Whilst I took little 'tangible' material back with me to my organisation following LT10, what I did acquire was a MASSIVE amount of inspiration from the event and the people there; so much so that my organisation subsequently identified a 'gap' in it's structure and created a Communications Technlogist role (you and I might call it a Learning Technologist role, but it's a bit political so don't ask!)
Since then I have been having a bit of a battle using technology to provide performance support materials/collaborative platforms etc to our workforce. I believe that there are a couple of reasons for this
So in answer to your question here's what I am hoping to get out of LT11:
What about the rest of you folks????
As last year, I'm sending my dispersed team (all 1.6 of them!) to the conference & exhibition to garner new ideas and inspiration for our our learning delivery (and their own professional development), whilst I'll slope in to the Exhibition to have a nosey and meet up with them for an update and quick f2f team meeting one one of the days still to be decided. After that, we'll pool our findings and see what common ideas/trends/tools/people inspire us and we can take forward to enhance our service.
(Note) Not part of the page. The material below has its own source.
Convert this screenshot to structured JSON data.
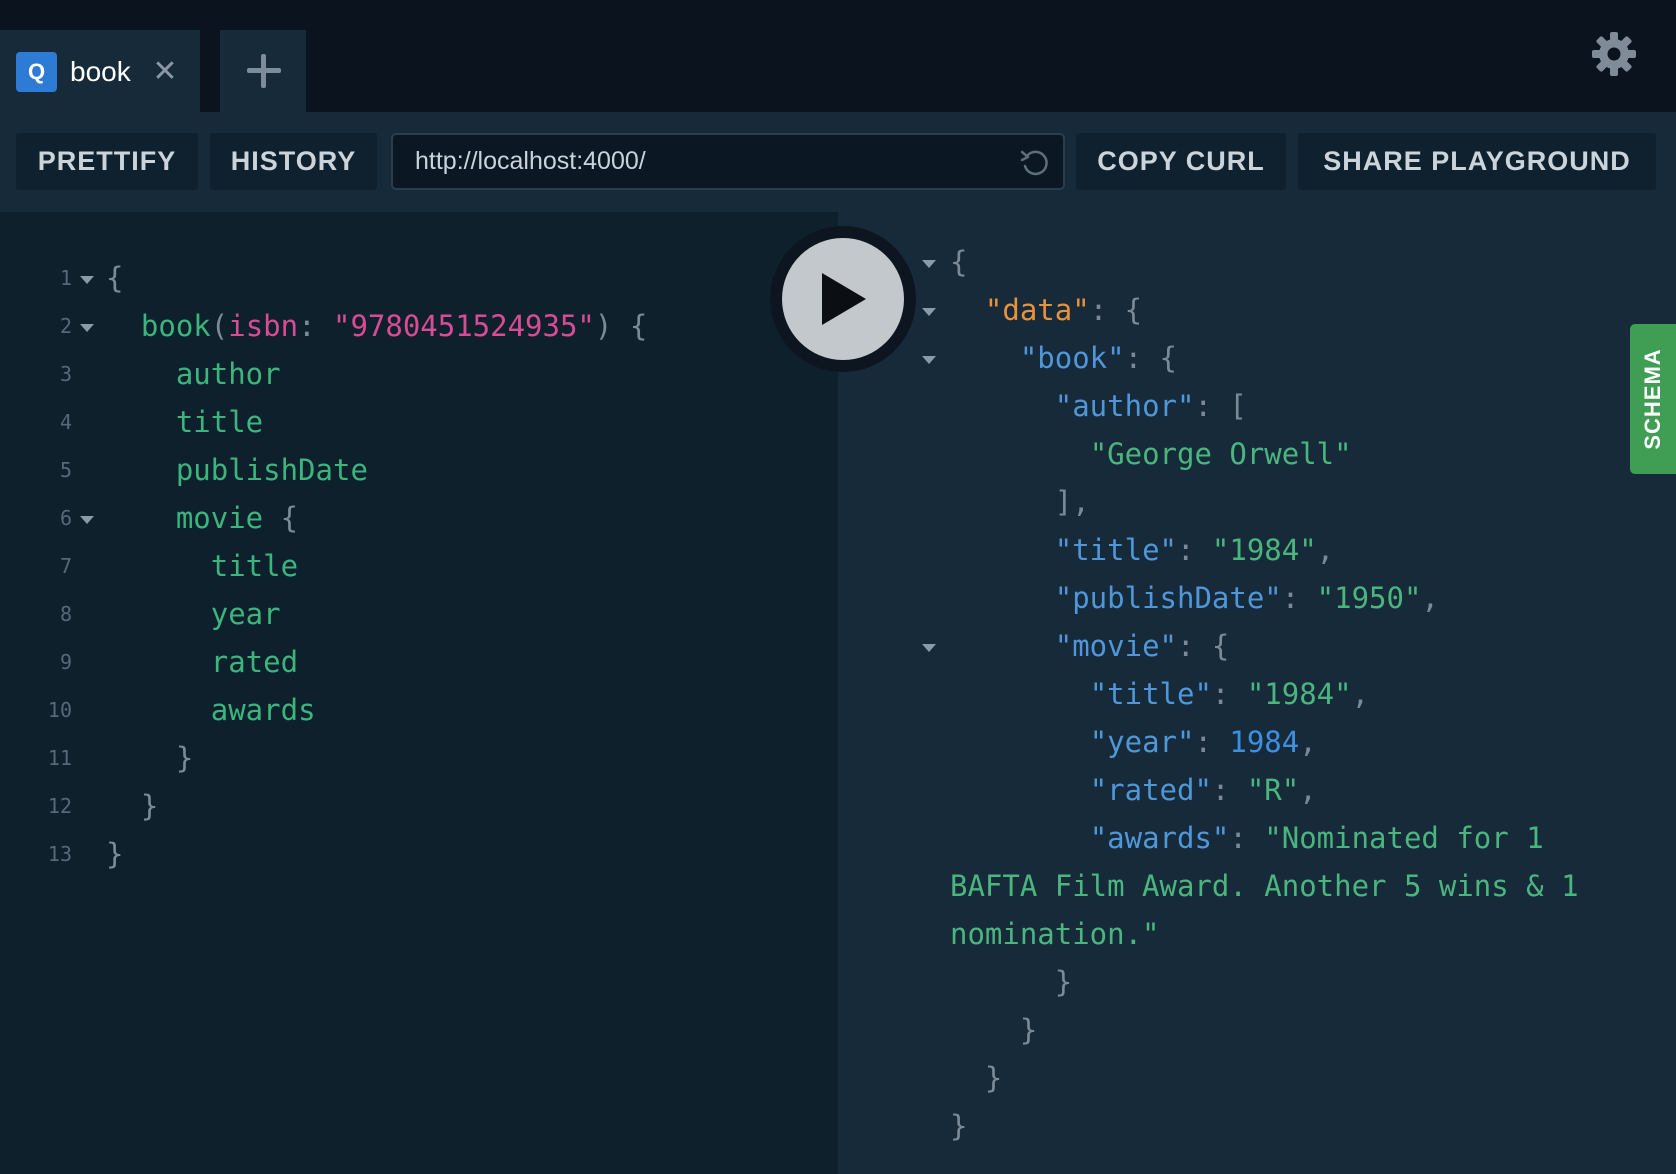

I am really looking forward to LT11. Since it is my first LT I really don't know what to expect but I hope it will be a great Learning experience. My goals are:
* To get to meet at least parts of my Personal Learning Network in real life and not just via Twitter.
* To extend my Personal Learning Network.
* To be inspired and challenged by the speakers.
* To have loads of fun.
And after reading the answer from Craig, to meet up with him to discuss how we can fight the IT-department (I have exactly the same experience from working with our Innovation Prevention Department).
I don't recommend 'fighting' the IT department. They are the Gatekeepers of No. They shouldn't be, but they are. It's a legacy of the days when they were the only people who understood the alchemy that made the mysterious machines go. Those days are past, but they still have the ear of the C-level managers.
Instead, I recommend making friends with them. Find a few allies. Do your research. Reassure them and win them over. Read the Internet Time Alliance's book The Working Smarter Fieldbook for ammunition (if the US military can use social media, they must be pretty safe, right?)
Second, make friends with the CFO, because the use of social tools is going to have an impact on the organisation that will be music to his/her ears. Let's bear in mind that CFOs operate on the law of diminishing returns: they want to achieve more and more while spending less and less!
I'm sure you will find loads to inspire you at the conference, and you will meet many very interesting people... including me ;o)
Karyn, you took the words right out of my mouth! Make friends with IT...
Pity I can't be at LT2011UK this time. But I'm looking forward to seeing all the write-ups.
You will be missed, Mark.
It was just too expensive to justify the business case... :-(
That's a pity Mark, would've been great to catch up on what you've been up to over a beer.
We don't have to pay to go to a conference for that, Craig. I might be coming down to the exhibition. Perhaps we could meet up anyway.
As Karen alludes to in the post above, there are quite a few 'risk-averse' organisations who have woken up to the use of Social Media including a few elements within the Nuclear Industry (a very traditional, slow-moving, beauracractic, civil-service orientated, risk averse sector). I reference a few of these organisations and those further afield in this interview.
Thanks for that link, Craig. Good to see the message getting out there.